Ray Therapeutics Receives EMA PRIME Designation for RTx-015 Gene Therapy in Retinitis Pigmentosa

Ray Therapeutics has received priority medicines (PRIME) designation from the European Medicines Agency (EMA) for its RTx-015 gene therapy to treat retinitis pigmentosa (RP). The designation recognises the potential of RTx-015 to address significant unmet medical needs in patients with severe retinal degeneration and advances the therapy's regulatory support following a regenerative medicine advanced therapy (RMAT) designation from the US Food and Drug Administration (FDA) earlier this month.

Ray Therapeutics' lead programme RTx-015 is an optogenetic gene therapy targeting RP, an inherited retinal disease that leads to progressive vision loss and blindness. Administered as a single intravitreal injection, the genotype-independent therapy aims to restore visual function regardless of genetic mutation.

The PRIME status for RTx-015 was granted on the basis of preliminary safety and efficacy data from an ongoing Phase I/II clinical trial in patients with advanced RP. The study reported improvements in visual function in the treated eye across all dose levels, supporting the therapy's potential to restore vision.

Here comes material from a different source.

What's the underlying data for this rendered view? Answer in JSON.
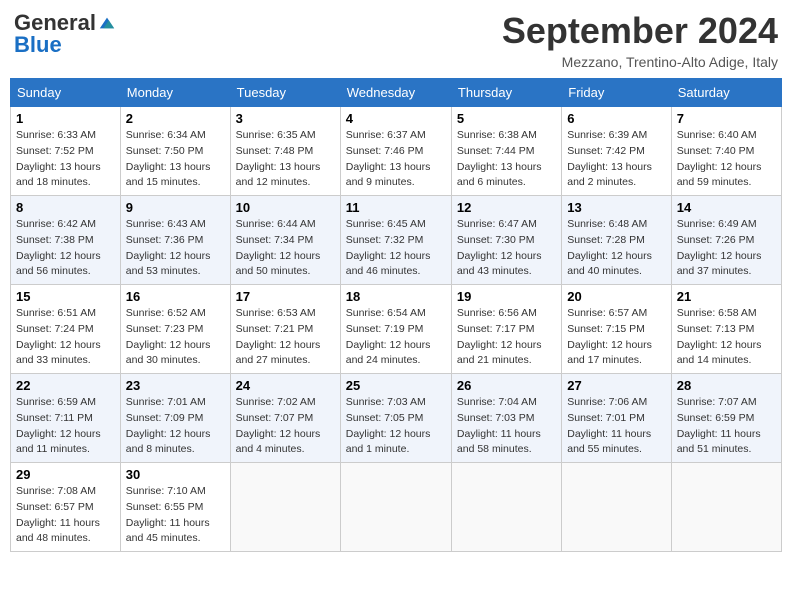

Ray Therapeutics' optogenetic approach uses a bioengineered, light-sensitive protein to target retinal cells, aiming to restore vision in retinal degenerative diseases. The company's second programme, RTx-021, is supported by the California Institute for Regenerative Medicine and targets bipolar cells to treat macular diseases such as Stargardt disease and geographic atrophy age-related macular degeneration.

The company also announced the appointment of Michael Murtagh as Chief Regulatory Officer. With more than 20 years of experience in regulatory affairs, he has led multiple Investigational New Drug Applications (INDs), Clinical Trial Applications (CTAs) and marketing applications across therapeutic areas including oncology, cardiovascular disease, neurology and inborn errors of metabolism. Prior to joining Ray Therapeutics, he served as Senior Vice President of Regulatory Affairs at AAVantgarde Bio and held senior regulatory leadership roles at Vedere Bio II, Astellas Gene Therapies, and BioMarin Pharmaceutical.

The CEO stated that Murtagh's appointment reflects the company's continued focus on building a leadership team with expertise to support the development of optogenetic therapies for patients with vision loss. Murtagh said he is particularly excited to define the registrational pathway for RTx-015 in retinitis pigmentosa, with the goal of delivering therapies to patients with high unmet need.

RP is a genetic disease in which the photoreceptors gradually degenerate, resulting in complete or nearly complete blindness for most patients. Symptoms include night blindness, reduced visual fields, and eventual loss of visual acuity. It is estimated that more than half a million people are affected by RP worldwide, and no effective treatment is currently available.